The initial KE of block 1 is given by KE1 = (1/2) * m * v^2, where m is the mass of block 1 and v is its velocity.
KE1 = (1/2) * 0.200 kg * (5.00 m/s)^2
= 2.5 J
After the collision, block 2 oscillates in SHM, so its total energy is the sum of its potential energy and kinetic energy. The formula for the period of oscillation is T = 2π * sqrt(m/k), where m is the mass of block 2 and k is the spring constant.
T = 0.160 s
k = 1208.5 N/m
Solving the formula for T, we can find the total energy (E) of block 2:
E = (1/2) * m * (2π/T)^2 + (1/2) * k * x^2
Since block 2 is in SHM, when it reaches the maximum displacement x (amplitude), all of its energy is potential energy, and when it is at the equilibrium position, all of its energy is kinetic energy. Thus, E = max potential energy = (1/2) * k * x^2.
Since we know T, we can use it to find the amplitude x:
T = 2π * sqrt(m/k)
0.160 s = 2π * sqrt(m/1208.5 N/m)
Solving for sqrt(m/1208.5 N/m) gives:
sqrt(m/1208.5 N/m) = 0.160 s / 2π
m/1208.5 N/m = (0.160 s / 2π)^2
m/1208.5 N/m = 0.00639 s^2
m = 1208.5 N/m * 0.00639 s^2
Now, we can find x by substituting m into the equation:
x = sqrt(2 * max potential energy / k) = sqrt(2E/k)
= sqrt(2 * (1/2) * k * x^2 / k)
= sqrt(x^2)
= x
Therefore, the amplitude x is equal to the displacement x, which is equal to the maximum displacement x.

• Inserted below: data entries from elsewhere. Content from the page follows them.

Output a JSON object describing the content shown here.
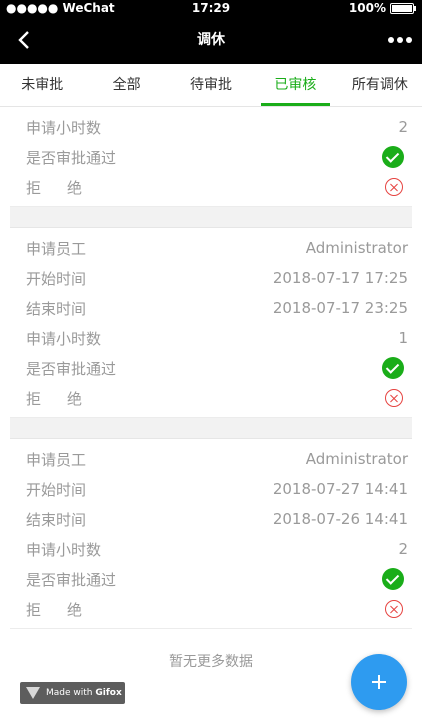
{
  "status_bar": {
    "carrier": "●●●●● WeChat",
    "time": "17:29",
    "battery": "100%"
  },
  "nav": {
    "title": "调休",
    "back_icon": "chevron-left-icon",
    "more_icon": "more-dots-icon"
  },
  "tabs": [
    {
      "label": "未审批"
    },
    {
      "label": "全部"
    },
    {
      "label": "待审批"
    },
    {
      "label": "已审核"
    },
    {
      "label": "所有调休"
    }
  ],
  "active_tab": "已审核",
  "colors": {
    "accent": "#1aad19",
    "reject": "#e64340",
    "fab": "#2e9bf0"
  },
  "records": [
    {
      "hours_label": "申请小时数",
      "hours": "2",
      "approved_label": "是否审批通过",
      "reject_label": "拒绝"
    },
    {
      "employee_label": "申请员工",
      "employee": "Administrator",
      "start_label": "开始时间",
      "start": "2018-07-17 17:25",
      "end_label": "结束时间",
      "end": "2018-07-17 23:25",
      "hours_label": "申请小时数",
      "hours": "1",
      "approved_label": "是否审批通过",
      "reject_label": "拒绝"
    },
    {
      "employee_label": "申请员工",
      "employee": "Administrator",
      "start_label": "开始时间",
      "start": "2018-07-27 14:41",
      "end_label": "结束时间",
      "end": "2018-07-26 14:41",
      "hours_label": "申请小时数",
      "hours": "2",
      "approved_label": "是否审批通过",
      "reject_label": "拒绝"
    }
  ],
  "footer": {
    "no_more": "暂无更多数据"
  },
  "watermark": {
    "text": "Made with",
    "brand": "Gifox"
  }
}
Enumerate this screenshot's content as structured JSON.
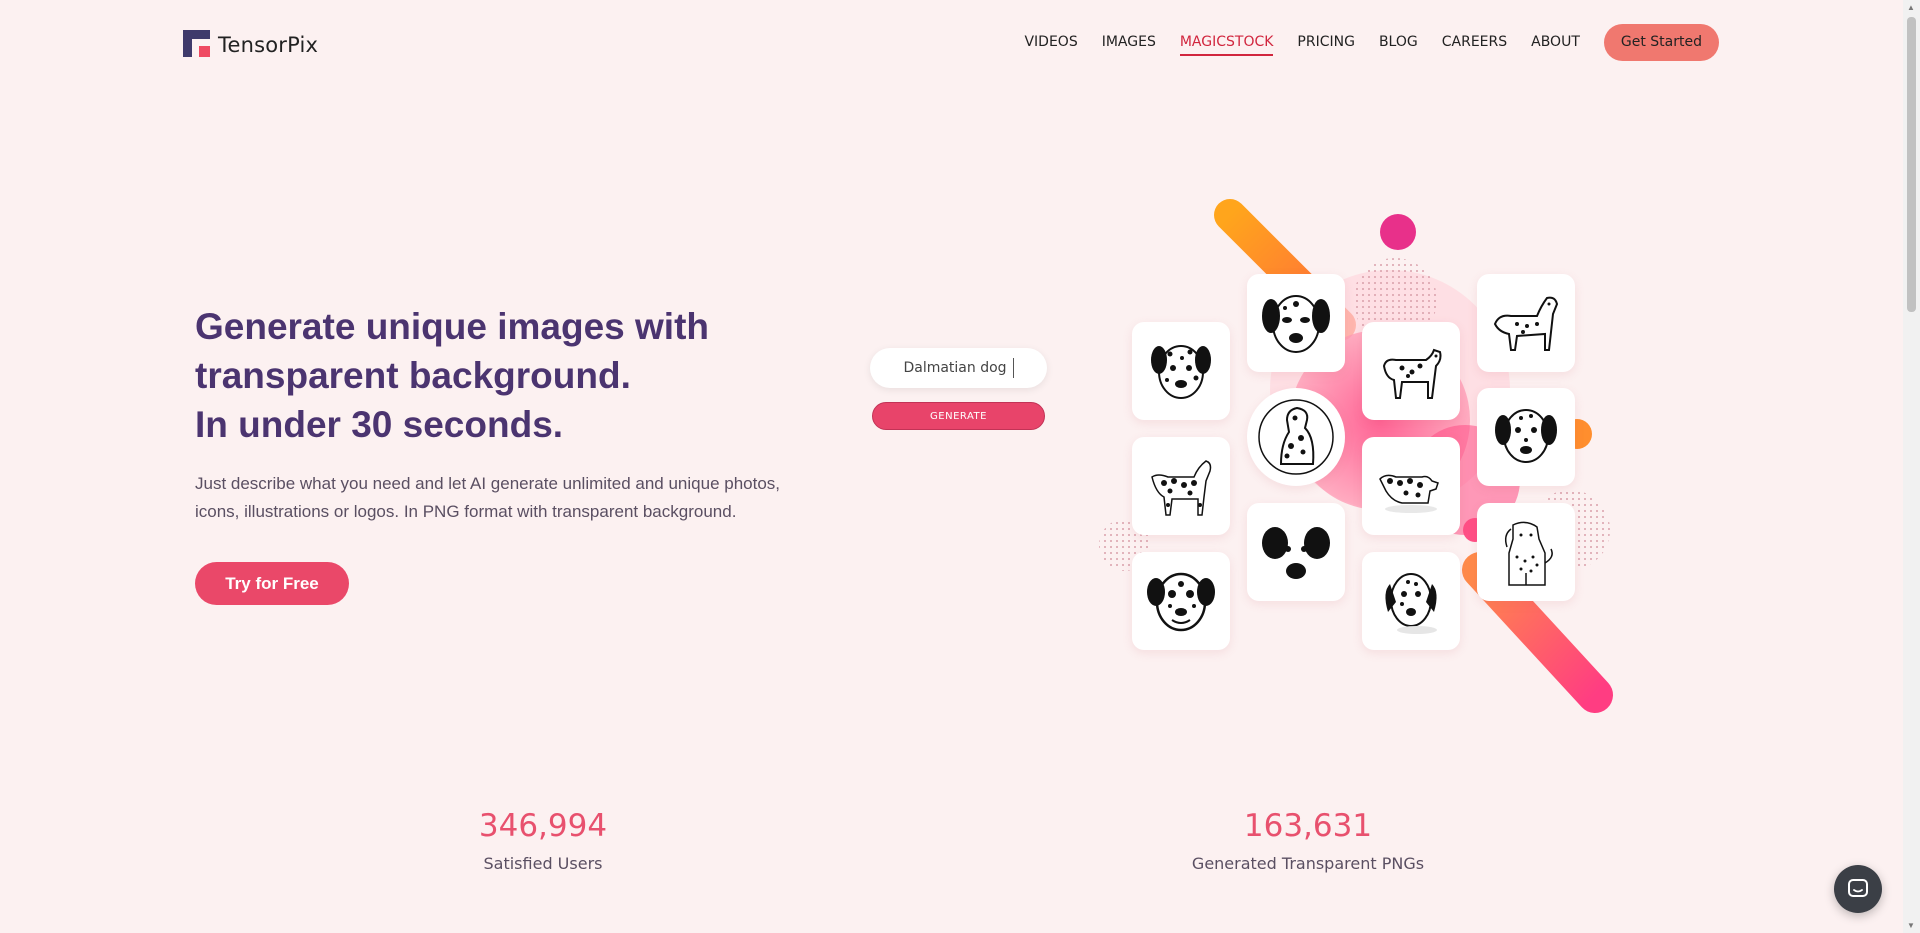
{
  "brand": {
    "name": "TensorPix"
  },
  "nav": {
    "items": [
      {
        "label": "VIDEOS"
      },
      {
        "label": "IMAGES"
      },
      {
        "label": "MAGICSTOCK",
        "active": true
      },
      {
        "label": "PRICING"
      },
      {
        "label": "BLOG"
      },
      {
        "label": "CAREERS"
      },
      {
        "label": "ABOUT"
      }
    ],
    "cta_label": "Get Started"
  },
  "hero": {
    "title_lines": [
      "Generate unique images with",
      "transparent background.",
      "In under 30 seconds."
    ],
    "description_lines": [
      "Just describe what you need and let AI generate unlimited and unique photos,",
      "icons, illustrations or logos. In PNG format with transparent background."
    ],
    "cta_label": "Try for Free"
  },
  "generator": {
    "prompt_value": "Dalmatian dog",
    "button_label": "GENERATE"
  },
  "gallery": {
    "tiles": [
      {
        "icon": "dalmatian-face-icon"
      },
      {
        "icon": "dalmatian-face-icon"
      },
      {
        "icon": "dalmatian-standing-icon"
      },
      {
        "icon": "dalmatian-outline-icon"
      },
      {
        "icon": "dalmatian-sitting-icon"
      },
      {
        "icon": "dalmatian-face-icon"
      },
      {
        "icon": "dalmatian-standing-icon"
      },
      {
        "icon": "dalmatian-standing-icon"
      },
      {
        "icon": "dalmatian-face-icon"
      },
      {
        "icon": "dalmatian-outline-icon"
      },
      {
        "icon": "dalmatian-face-icon"
      },
      {
        "icon": "dalmatian-face-icon"
      }
    ]
  },
  "stats": [
    {
      "value": "346,994",
      "label": "Satisfied Users"
    },
    {
      "value": "163,631",
      "label": "Generated Transparent PNGs"
    }
  ],
  "colors": {
    "background": "#fcf1f1",
    "title": "#4b3470",
    "accent": "#ea4869",
    "nav_active": "#d1263e",
    "cta": "#f0786f",
    "stat_number": "#e8516e"
  },
  "chat": {
    "icon": "chat-bubble-icon"
  }
}
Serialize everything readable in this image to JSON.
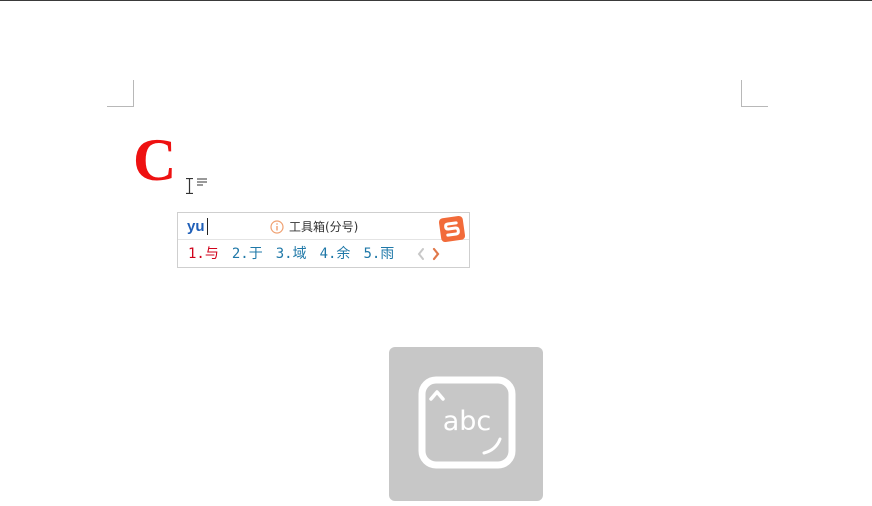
{
  "document": {
    "drop_cap_letter": "C",
    "drop_cap_color": "#ee1111"
  },
  "ime": {
    "pinyin": "yu",
    "toolbox_label": "工具箱(分号)",
    "candidates": [
      {
        "label": "1.与",
        "selected": true
      },
      {
        "label": "2.于",
        "selected": false
      },
      {
        "label": "3.域",
        "selected": false
      },
      {
        "label": "4.余",
        "selected": false
      },
      {
        "label": "5.雨",
        "selected": false
      }
    ],
    "icons": {
      "info": "info-icon",
      "logo": "sogou-logo-icon",
      "prev": "chevron-left-icon",
      "next": "chevron-right-icon"
    },
    "colors": {
      "pinyin": "#1f5fb8",
      "candidate": "#1f78a8",
      "selected_candidate": "#d0021b",
      "logo": "#f26b3a"
    }
  },
  "input_mode_tile": {
    "label": "abc",
    "icon": "keyboard-abc-icon",
    "background": "#c7c7c7"
  }
}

Now, let's find the maximum potential energy of block 2:
E = (1/2) * k * x^2
= (1/2) * 1208.5 N/m * (x^2)
Since the total energy remains constant, the maximum potential energy E is equal to the initial kinetic energy of block 1:
E = KE1 = 2.5 J
Therefore,
2.5 J = (1/2) * 1208.5 N/m * (x^2)
x^2 = (2.5 J * 2) / (1208.5 N/m)
x^2 = 0.00412 m^2
x = sqrt(0.00412 m^2)
x = 0.0642 m
Now, let's find the displacement d of block 1. Since all the energy of block 1 was converted to potential energy, we can equate the initial potential energy of block 1 (PE1) to the final potential energy of block 1 (PE1').
PE1 = PE1' = m * g * d
7.056 J = 0.200 kg * 9.8 m/s^2 * d
d = 7.056 J / (0.200 kg * 9.8 m/s^2)
d = 3.6 m
Therefore, the value of d is 3.6 meters.